Hugo Henud / O Estado de S. Paulo
Encerrada a eleição, esquerdas têm de pensar
em como atrair ‘centristas’, diz professora da USP
“Para superar a rejeição da maioria, ele
(Guilherme Boulos) precisará construir uma outra persona política. A de líder
de movimento social que aposta na ação direta tem alta rejeição dos eleitores”
Em meio aos desafios enfrentados pela
esquerda nas eleições de 2024, a cientista política e professora emérita da USP
Maria Hermínia Tavares de Almeida defendeu em entrevista ao Estadão uma tática
mais eficaz para atrair o eleitor centrista, considerando o fortalecimento das
legendas de direita e de centro, e sugeriu que Guilherme Boulos (PSOL) terá de
construir nova “persona política” para superar a rejeição.
O pragmatismo da política local ganhou mais
força do que projetos ideológicos?
Tudo indica que Ricardo Nunes fez coisas, que
a Prefeitura esteve presente nos bairros mais pobres e que o prefeito tem o que
mostrar.

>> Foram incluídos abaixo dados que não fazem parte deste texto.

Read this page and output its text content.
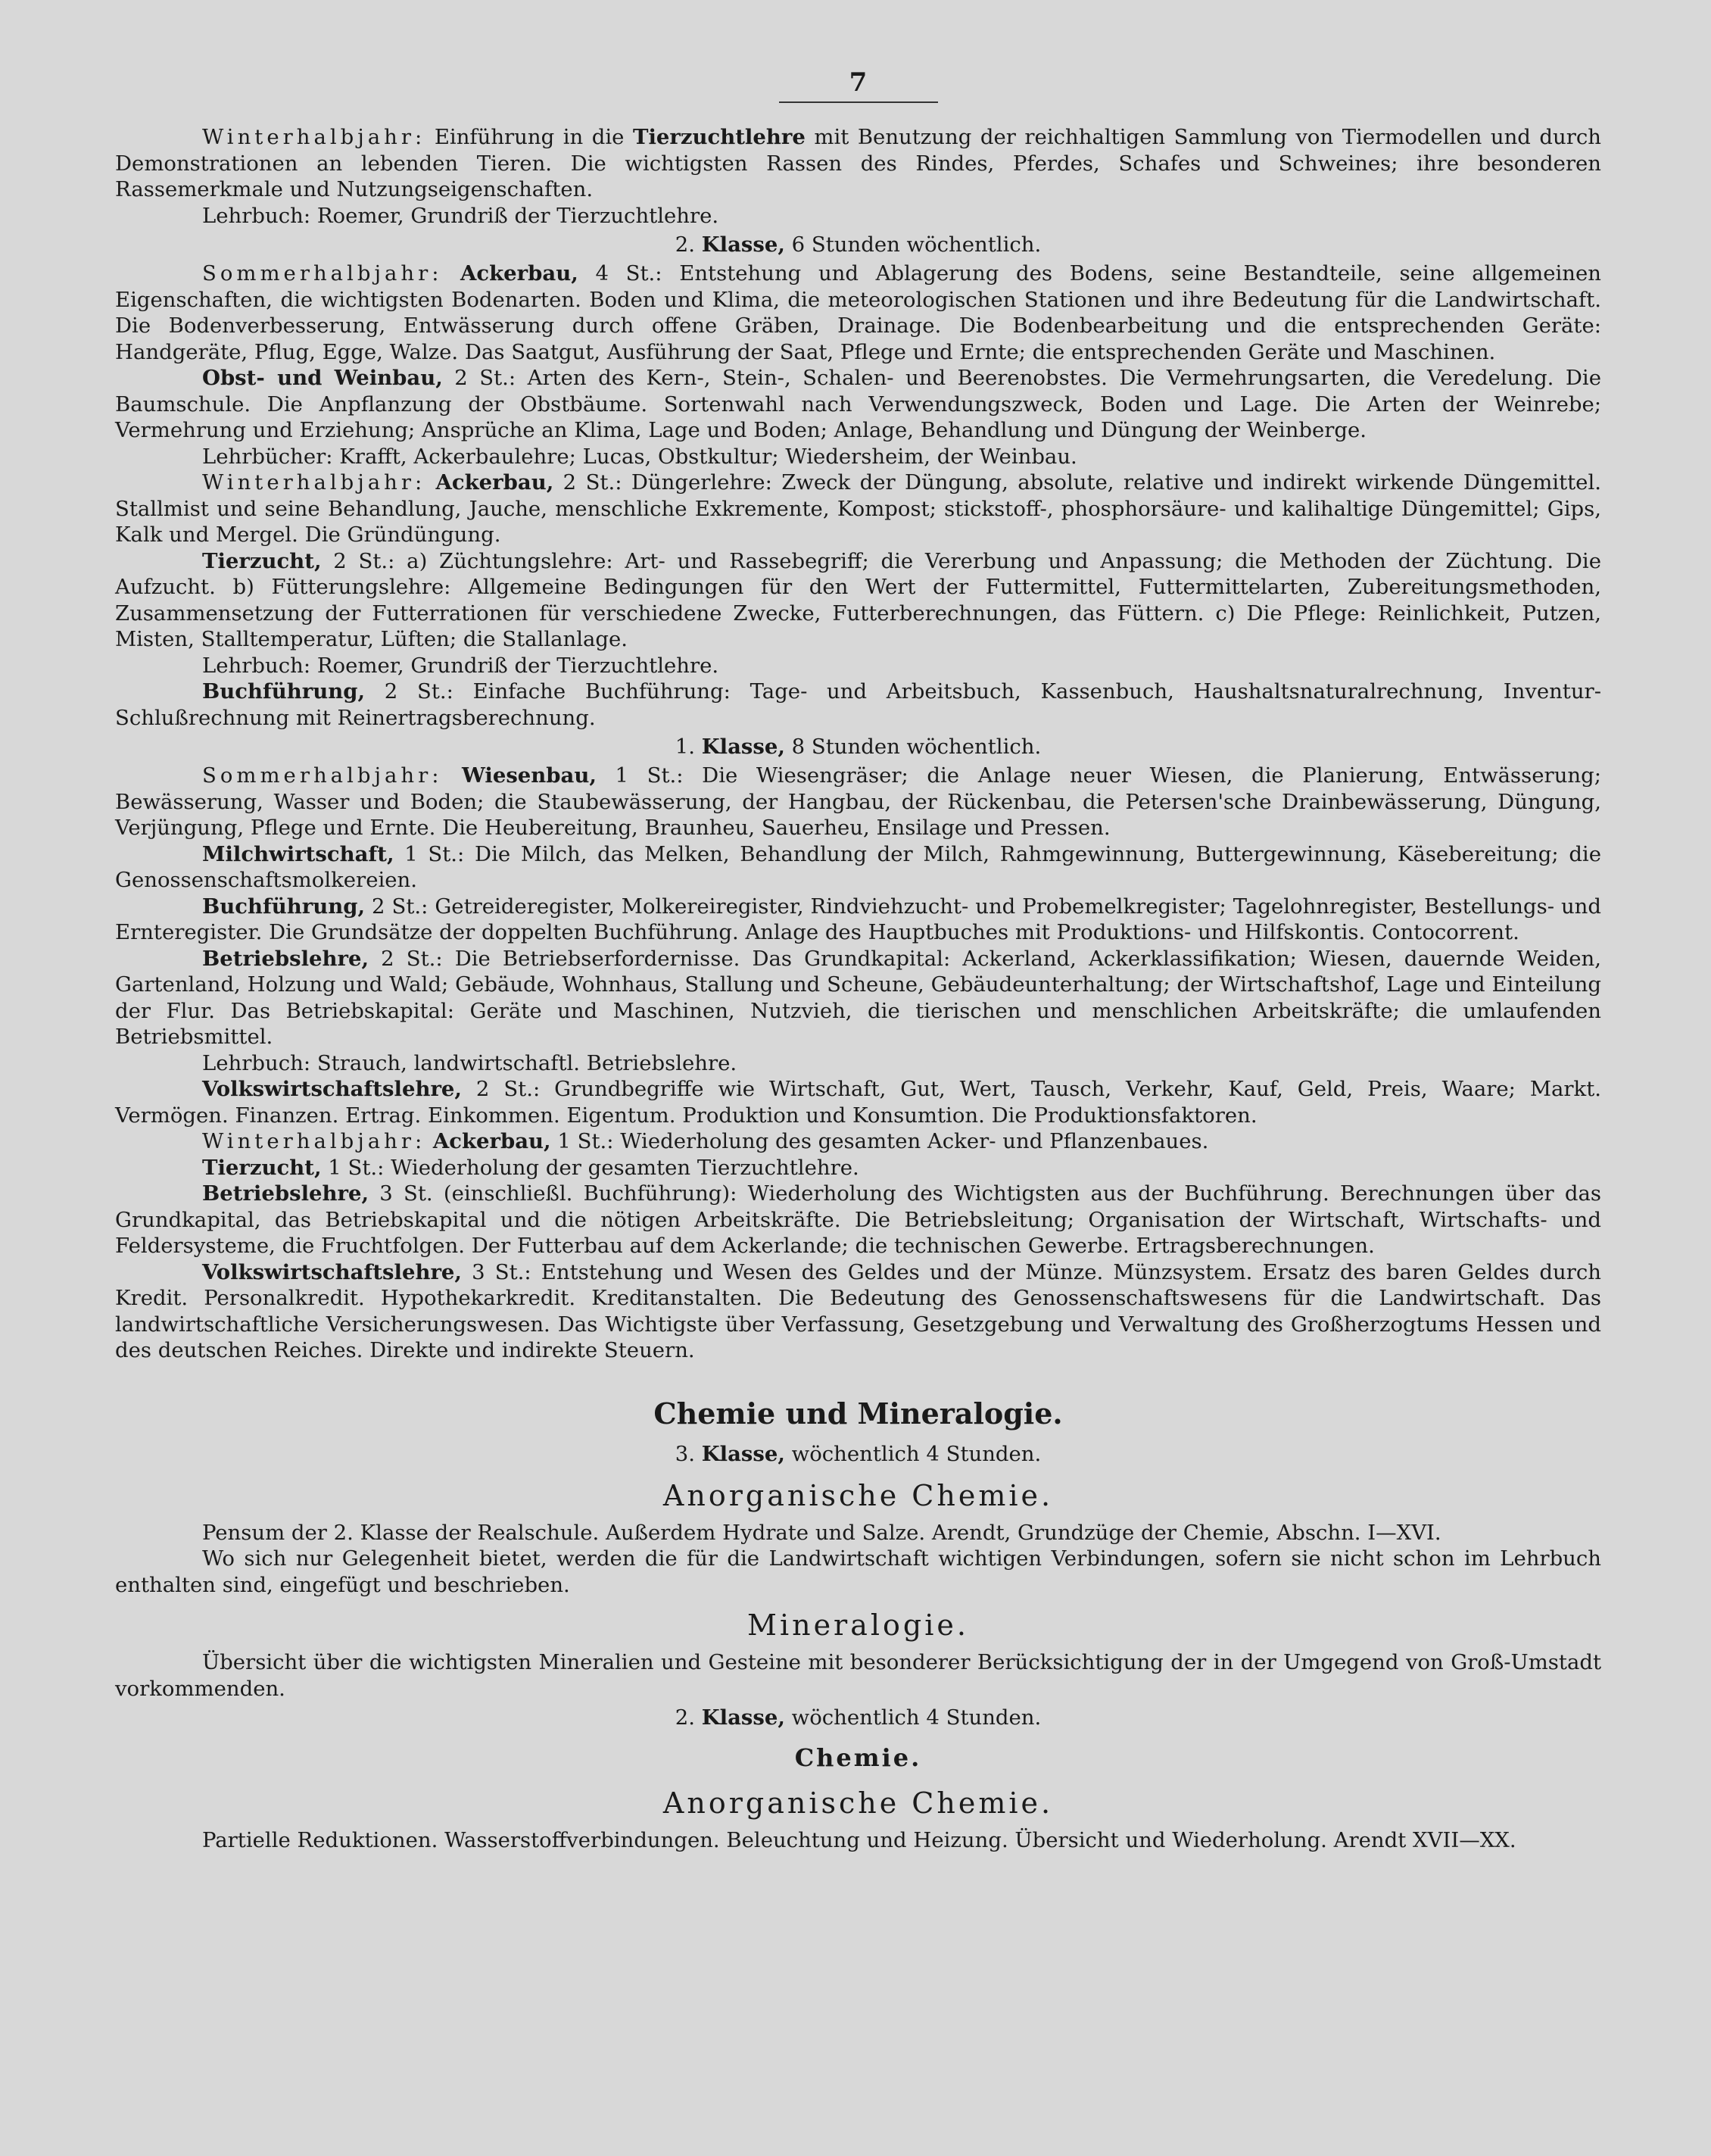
7

Winterhalbjahr: Einführung in die Tierzuchtlehre mit Benutzung der reichhaltigen Sammlung von Tiermodellen und durch Demonstrationen an lebenden Tieren. Die wichtigsten Rassen des Rindes, Pferdes, Schafes und Schweines; ihre besonderen Rassemerkmale und Nutzungseigenschaften.

Lehrbuch: Roemer, Grundriß der Tierzuchtlehre.

2. Klasse, 6 Stunden wöchentlich.

Sommerhalbjahr: Ackerbau, 4 St.: Entstehung und Ablagerung des Bodens, seine Bestandteile, seine allgemeinen Eigenschaften, die wichtigsten Bodenarten. Boden und Klima, die meteorologischen Stationen und ihre Bedeutung für die Landwirtschaft. Die Bodenverbesserung, Entwässerung durch offene Gräben, Drainage. Die Bodenbearbeitung und die entsprechenden Geräte: Handgeräte, Pflug, Egge, Walze. Das Saatgut, Ausführung der Saat, Pflege und Ernte; die entsprechenden Geräte und Maschinen.

Obst- und Weinbau, 2 St.: Arten des Kern-, Stein-, Schalen- und Beerenobstes. Die Vermehrungsarten, die Veredelung. Die Baumschule. Die Anpflanzung der Obstbäume. Sortenwahl nach Verwendungszweck, Boden und Lage. Die Arten der Weinrebe; Vermehrung und Erziehung; Ansprüche an Klima, Lage und Boden; Anlage, Behandlung und Düngung der Weinberge.

Lehrbücher: Krafft, Ackerbaulehre; Lucas, Obstkultur; Wiedersheim, der Weinbau.

Winterhalbjahr: Ackerbau, 2 St.: Düngerlehre: Zweck der Düngung, absolute, relative und indirekt wirkende Düngemittel. Stallmist und seine Behandlung, Jauche, menschliche Exkremente, Kompost; stickstoff-, phosphorsäure- und kalihaltige Düngemittel; Gips, Kalk und Mergel. Die Gründüngung.

Tierzucht, 2 St.: a) Züchtungslehre: Art- und Rassebegriff; die Vererbung und Anpassung; die Methoden der Züchtung. Die Aufzucht. b) Fütterungslehre: Allgemeine Bedingungen für den Wert der Futtermittel, Futtermittelarten, Zubereitungsmethoden, Zusammensetzung der Futterrationen für verschiedene Zwecke, Futterberechnungen, das Füttern. c) Die Pflege: Reinlichkeit, Putzen, Misten, Stalltemperatur, Lüften; die Stallanlage.

Lehrbuch: Roemer, Grundriß der Tierzuchtlehre.

Buchführung, 2 St.: Einfache Buchführung: Tage- und Arbeitsbuch, Kassenbuch, Haushaltsnaturalrechnung, Inventur-Schlußrechnung mit Reinertragsberechnung.

1. Klasse, 8 Stunden wöchentlich.

Sommerhalbjahr: Wiesenbau, 1 St.: Die Wiesengräser; die Anlage neuer Wiesen, die Planierung, Entwässerung; Bewässerung, Wasser und Boden; die Staubewässerung, der Hangbau, der Rückenbau, die Petersen'sche Drainbewässerung, Düngung, Verjüngung, Pflege und Ernte. Die Heubereitung, Braunheu, Sauerheu, Ensilage und Pressen.

Milchwirtschaft, 1 St.: Die Milch, das Melken, Behandlung der Milch, Rahmgewinnung, Buttergewinnung, Käsebereitung; die Genossenschaftsmolkereien.

Buchführung, 2 St.: Getreideregister, Molkereiregister, Rindviehzucht- und Probemelkregister; Tagelohnregister, Bestellungs- und Ernteregister. Die Grundsätze der doppelten Buchführung. Anlage des Hauptbuches mit Produktions- und Hilfskontis. Contocorrent.

Betriebslehre, 2 St.: Die Betriebserfordernisse. Das Grundkapital: Ackerland, Ackerklassifikation; Wiesen, dauernde Weiden, Gartenland, Holzung und Wald; Gebäude, Wohnhaus, Stallung und Scheune, Gebäudeunterhaltung; der Wirtschaftshof, Lage und Einteilung der Flur. Das Betriebskapital: Geräte und Maschinen, Nutzvieh, die tierischen und menschlichen Arbeitskräfte; die umlaufenden Betriebsmittel.

Lehrbuch: Strauch, landwirtschaftl. Betriebslehre.

Volkswirtschaftslehre, 2 St.: Grundbegriffe wie Wirtschaft, Gut, Wert, Tausch, Verkehr, Kauf, Geld, Preis, Waare; Markt. Vermögen. Finanzen. Ertrag. Einkommen. Eigentum. Produktion und Konsumtion. Die Produktionsfaktoren.

Winterhalbjahr: Ackerbau, 1 St.: Wiederholung des gesamten Acker- und Pflanzenbaues.

Tierzucht, 1 St.: Wiederholung der gesamten Tierzuchtlehre.

Betriebslehre, 3 St. (einschließl. Buchführung): Wiederholung des Wichtigsten aus der Buchführung. Berechnungen über das Grundkapital, das Betriebskapital und die nötigen Arbeitskräfte. Die Betriebsleitung; Organisation der Wirtschaft, Wirtschafts- und Feldersysteme, die Fruchtfolgen. Der Futterbau auf dem Ackerlande; die technischen Gewerbe. Ertragsberechnungen.

Volkswirtschaftslehre, 3 St.: Entstehung und Wesen des Geldes und der Münze. Münzsystem. Ersatz des baren Geldes durch Kredit. Personalkredit. Hypothekarkredit. Kreditanstalten. Die Bedeutung des Genossenschaftswesens für die Landwirtschaft. Das landwirtschaftliche Versicherungswesen. Das Wichtigste über Verfassung, Gesetzgebung und Verwaltung des Großherzogtums Hessen und des deutschen Reiches. Direkte und indirekte Steuern.

Chemie und Mineralogie.
3. Klasse, wöchentlich 4 Stunden.
Anorganische Chemie.

Pensum der 2. Klasse der Realschule. Außerdem Hydrate und Salze. Arendt, Grundzüge der Chemie, Abschn. I—XVI.

Wo sich nur Gelegenheit bietet, werden die für die Landwirtschaft wichtigen Verbindungen, sofern sie nicht schon im Lehrbuch enthalten sind, eingefügt und beschrieben.

Mineralogie.

Übersicht über die wichtigsten Mineralien und Gesteine mit besonderer Berücksichtigung der in der Umgegend von Groß-Umstadt vorkommenden.

2. Klasse, wöchentlich 4 Stunden.
Chemie.
Anorganische Chemie.

Partielle Reduktionen. Wasserstoffverbindungen. Beleuchtung und Heizung. Übersicht und Wiederholung. Arendt XVII—XX.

Mas não é possível deixar de lembrar que o que parece estar
acontecendo aqui – ou seja, a reeleição – ocorreu em muitas outras cidades e
costuma ocorrer. Prefeitos se reelegem. Nunes tem uma enorme coalizão e muitos
recursos do fundo eleitoral. A máquina da Prefeitura é poderosa. Entre um
prefeito que mostra o que fez e um candidato que diz que fará, o eleitor
prudente pode estar inclinado a votar no primeiro.
O que acha que faltou à campanha de Boulos
para obter um desempenho mais favorável?
Não teve a ver com a campanha propriamente.
Para superar a rejeição da maioria, ele precisará construir outra persona
política. A de líder de movimento social que aposta na ação direta tem alta
rejeição.
Quem sai mais fortalecido na chamada
“primária” da direita em São Paulo?
Em São Paulo, saem fortalecidos o prefeito e
o governador (Tarcísio de Freitas). No País, do PSD de Gilberto Kassab, a
direita pragmática, ávida de recursos e poder. Direita pragmática que sempre
predominou nas eleições municipais e para a Câmara Federal desde 1985.
Tarcísio pode consolidar uma nova liderança à
direita, fora do bolsonarismo?
O governador apostou e ganhou. Saiu com uma
imagem mais nítida. A liderança à direita está em disputa: há outros candidatos
fortes, como o governador (Ronaldo) Caiado (de Goiás). Jair Bolsonaro tem força
e catalisa eleitores de extrema direita. Por enquanto, tem que ser levado em
conta por qualquer político que aspire a ser governador ou presidente
unificando as forças de direita. O discurso do governador continua mostrando
sua lealdade ao ex-presidente e sua identificação com propostas caras aos
bolsonaristas, na educação especialmente. O empenho de separá-lo de Bolsonaro é
maior entre os analistas, que buscam figuras de direita mais “razoáveis”, do
que do próprio governador.
Os resultados municipais podem influenciar a
eleição presidencial de 2026?
Não creio. O pleito presidencial tem outra
lógica. De toda forma, essas eleições confirmaram que as direitas são muito
fortes, o centro tende a gravitar em torno delas, e as esquerdas são
minoritárias e precisam pensar em como atrair, de maneira consistente,
centristas mais resistentes a ideias escancaradamente reacionárias como escolas
cívico-militares, cura gay, proibição total do aborto, predação ambiental.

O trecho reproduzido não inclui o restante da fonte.